Уильям Гибсон - Нейромант
— Дай-ка я, — сказала она, — мне видней.
Звук стаскиваемых джинсов. Она брыкалась возле него, пока не скинула прочь джинсы. Она закинула на него ногу, и он дотронулся до ее лица. Неожиданная твердость имплантированных линз. — Нельзя, — сказала она, — Отпечатки пальцев.
Она снова оседлала его, взяла его руку и закрыла ею себя, большой палец вдоль впадины между ягодицами, остальные пальцы поверх лобка. Когда она начала понижаться, вернулись пульсирующие образы, лица, фрагменты неона, приходящие и уходящие. Она скользнула вниз на нем, и его спина конвульсивно выгнулась. Она удерживала его так, пронзая себя, опускаясь на него снова и снова, пока они оба не кончили, его оргазм вспыхнул голубым в безвременном пространстве, в безграничности матрицы, где лица были разорваны и унесены прочь ураганом в коридорах, и ее бедра изнутри были сильные и влажные, поверх него.
На Нинсэе толклась и танцевала поредевшая разновидность толпы для рабочих дней. Волны шума разливались из игральных залов и патинко. Кейс заглянул в «Чат» и в теплых, пахнущих пивом сумерках нашел Зоуна, присматривающего за своими девочками. За стойкой был Ратц.

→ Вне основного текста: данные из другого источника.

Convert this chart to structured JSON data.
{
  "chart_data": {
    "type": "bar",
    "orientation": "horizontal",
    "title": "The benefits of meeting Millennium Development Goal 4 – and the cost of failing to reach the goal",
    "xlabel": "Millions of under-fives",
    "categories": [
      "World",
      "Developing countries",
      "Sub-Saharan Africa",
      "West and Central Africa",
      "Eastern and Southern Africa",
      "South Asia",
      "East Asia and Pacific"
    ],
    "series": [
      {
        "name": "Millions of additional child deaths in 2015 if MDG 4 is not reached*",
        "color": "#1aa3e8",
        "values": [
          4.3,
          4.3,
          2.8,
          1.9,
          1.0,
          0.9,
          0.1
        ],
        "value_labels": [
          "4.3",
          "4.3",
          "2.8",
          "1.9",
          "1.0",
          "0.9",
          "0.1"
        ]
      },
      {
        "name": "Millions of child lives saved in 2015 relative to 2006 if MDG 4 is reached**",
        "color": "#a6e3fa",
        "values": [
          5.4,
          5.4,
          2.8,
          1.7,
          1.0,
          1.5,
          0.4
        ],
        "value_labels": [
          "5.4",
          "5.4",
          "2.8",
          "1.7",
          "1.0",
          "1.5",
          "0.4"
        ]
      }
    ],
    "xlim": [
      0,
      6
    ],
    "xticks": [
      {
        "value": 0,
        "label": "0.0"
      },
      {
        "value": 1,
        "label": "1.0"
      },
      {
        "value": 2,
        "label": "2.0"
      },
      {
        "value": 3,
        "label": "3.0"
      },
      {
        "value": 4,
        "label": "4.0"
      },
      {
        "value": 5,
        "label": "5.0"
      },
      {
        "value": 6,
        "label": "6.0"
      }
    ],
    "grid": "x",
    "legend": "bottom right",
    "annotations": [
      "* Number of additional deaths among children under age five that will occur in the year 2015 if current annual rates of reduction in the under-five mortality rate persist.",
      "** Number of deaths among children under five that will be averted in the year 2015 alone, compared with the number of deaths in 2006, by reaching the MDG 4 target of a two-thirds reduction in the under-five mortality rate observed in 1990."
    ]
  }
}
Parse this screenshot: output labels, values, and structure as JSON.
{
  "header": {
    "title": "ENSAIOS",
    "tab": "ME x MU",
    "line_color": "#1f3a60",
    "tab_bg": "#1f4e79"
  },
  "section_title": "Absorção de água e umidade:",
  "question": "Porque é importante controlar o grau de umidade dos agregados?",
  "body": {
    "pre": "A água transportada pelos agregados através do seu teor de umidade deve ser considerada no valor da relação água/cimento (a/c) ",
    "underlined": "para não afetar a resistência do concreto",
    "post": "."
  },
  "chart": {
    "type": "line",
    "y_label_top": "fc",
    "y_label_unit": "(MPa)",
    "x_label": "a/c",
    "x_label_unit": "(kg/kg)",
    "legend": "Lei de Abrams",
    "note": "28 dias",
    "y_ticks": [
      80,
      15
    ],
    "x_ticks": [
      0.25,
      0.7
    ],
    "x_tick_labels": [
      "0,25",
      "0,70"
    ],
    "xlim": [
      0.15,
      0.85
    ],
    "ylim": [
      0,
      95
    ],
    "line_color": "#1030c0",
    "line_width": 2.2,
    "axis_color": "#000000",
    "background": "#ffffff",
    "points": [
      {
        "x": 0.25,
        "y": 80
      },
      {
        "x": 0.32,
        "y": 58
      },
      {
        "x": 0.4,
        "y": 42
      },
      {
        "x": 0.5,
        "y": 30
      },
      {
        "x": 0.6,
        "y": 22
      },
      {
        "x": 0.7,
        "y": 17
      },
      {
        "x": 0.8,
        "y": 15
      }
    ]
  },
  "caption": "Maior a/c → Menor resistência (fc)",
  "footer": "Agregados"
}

— Ты не видел Уэйджа, Ратц?
— Сегодня нет. — Ратц недоуменно поднял бровь на Молли.
— Увидишь, скажи, что я достал ему деньги.
— Жизнь налаживается, мой артист?
— Рано говорить.
— Короче, мне надо увидеться с этим парнем, — сказал Кейс, глядя на свое отражение в очках. — Есть дела, которые нужно закрыть.
— Армитажу не понравится, если я спущу с тебя глаза. — Она стояла под расплавленными часами Диана, положив руки на бока.
— Он не станет со мной говорить, если ты останешься здесь. На Диана мне насрать два раза. Он сам о себе позаботится. Но есть другие люди, которые пойдут на дно, если я просто так уеду из Чибы. Это мои люди, понимаешь?
Ее рот затвердел, и она покачала головой.
— У меня люди в Сингапуре, токийские каналы в Синдзюку и Асакудза, и все накроется, понимаешь? — он врал, положив руку на ее плечо в черной куртке. — Ну пять. Пять минут. По твоим часам, ладно?
— Мне за это не платят.
— За что тебе платят, это одно. А если я позволю своим близким друзьям умереть просто потому что ты слишком буквально соблюдаешь инструкции — это кое-что другое.
— Гонишь. Какие в жопу близкие друзья. Ты идешь туда, чтобы проверить нас по базе своего контрабандиста.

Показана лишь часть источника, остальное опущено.